<div align="center">

# DELIVERY 2  
## **Indexing and Evaluation**

</div>

---

## **PART 1: Indexing**

### **STEP 1 — Build inverted index:**


### **Main Code**

In [4]:
import json
from pathlib import Path
from collections import defaultdict
from typing import Dict, List, Set, Any, Iterable
from pathlib import Path
import sys

NOTEBOOK_DIR = Path().resolve()
REPO_ROOT = NOTEBOOK_DIR.parents[1] if NOTEBOOK_DIR.name in {"part_1", "part_2"} else NOTEBOOK_DIR
sys.path.append(str(REPO_ROOT / "project_progress"))
from utils.preprocessing import preprocess_text_field



# Path
NOTEBOOK_DIR = Path().resolve()
REPO_ROOT = NOTEBOOK_DIR.parents[1]          
DATA_DIR = REPO_ROOT / "data"
INPUT = DATA_DIR / "fashion_products_dataset_enriched.json"

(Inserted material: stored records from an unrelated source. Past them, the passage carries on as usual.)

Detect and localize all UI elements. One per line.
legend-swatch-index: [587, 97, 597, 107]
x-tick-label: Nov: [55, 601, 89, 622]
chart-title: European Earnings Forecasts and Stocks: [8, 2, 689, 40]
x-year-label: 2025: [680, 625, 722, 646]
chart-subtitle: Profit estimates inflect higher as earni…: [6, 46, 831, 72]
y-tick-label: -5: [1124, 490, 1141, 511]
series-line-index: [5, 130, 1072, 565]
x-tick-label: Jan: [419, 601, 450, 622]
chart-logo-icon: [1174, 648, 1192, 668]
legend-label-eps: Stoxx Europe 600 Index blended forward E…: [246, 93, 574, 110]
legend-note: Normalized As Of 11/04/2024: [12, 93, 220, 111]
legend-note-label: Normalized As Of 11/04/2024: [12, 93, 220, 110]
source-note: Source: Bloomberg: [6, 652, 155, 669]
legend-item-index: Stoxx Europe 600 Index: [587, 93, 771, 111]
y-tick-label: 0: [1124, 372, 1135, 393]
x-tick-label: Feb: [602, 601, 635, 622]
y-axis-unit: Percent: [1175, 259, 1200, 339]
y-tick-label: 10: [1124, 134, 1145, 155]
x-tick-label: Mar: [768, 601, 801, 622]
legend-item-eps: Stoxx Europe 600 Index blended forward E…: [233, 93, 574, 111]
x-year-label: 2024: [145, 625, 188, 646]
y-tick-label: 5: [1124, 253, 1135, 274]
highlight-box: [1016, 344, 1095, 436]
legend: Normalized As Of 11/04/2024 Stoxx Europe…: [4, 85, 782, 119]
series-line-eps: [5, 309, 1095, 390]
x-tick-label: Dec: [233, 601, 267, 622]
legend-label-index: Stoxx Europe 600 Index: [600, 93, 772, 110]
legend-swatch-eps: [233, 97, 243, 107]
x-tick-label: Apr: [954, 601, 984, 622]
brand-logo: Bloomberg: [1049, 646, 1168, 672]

INDEX_DIR = DATA_DIR / "index"
INDEX_DIR.mkdir(parents=True, exist_ok=True)

INDEX_FILE = INDEX_DIR / "boolean_inverted_index.json"
DOCMAP_FILE = INDEX_DIR / "docid_pid_map.json"
FIELDS_FILE = INDEX_DIR / "indexed_fields.json"

print(f"Reading enriched dataset: {INPUT}")
print(f"Index will be saved in:   {INDEX_DIR}")


if not INPUT.exists():
    raise FileNotFoundError(f"Enriched dataset not found: {INPUT}")
docs: List[Dict[str, Any]] = json.loads(INPUT.read_text(encoding="utf-8"))
print(f"Loaded {len(docs)} docs")


INDEXED_TEXT_FIELDS = [
    "title_clean",
    "description_clean",
    "metadata_clean",   
]


# doc_id is an integer, stable order = index in list
docid_to_pid: Dict[int, str] = {}
pid_to_docid: Dict[str, int] = {}

for i, r in enumerate(docs):
    pid = r.get("pid")
    if not pid:
        pid = r.get("_id", f"missing_pid_{i}")
    docid_to_pid[i] = pid
    pid_to_docid[pid] = i

def _doc_tokens(record: Dict[str, Any], fields: Iterable[str]) -> List[str]:
    toks: List[str] = []
    for f in fields:
        val = record.get(f)
        if not val:
            continue
        # We already have cleaned strings; just split.
        toks.extend(str(val).split())
    return toks


# Build inverted index 
vocab: Dict[str, Set[int]] = defaultdict(set)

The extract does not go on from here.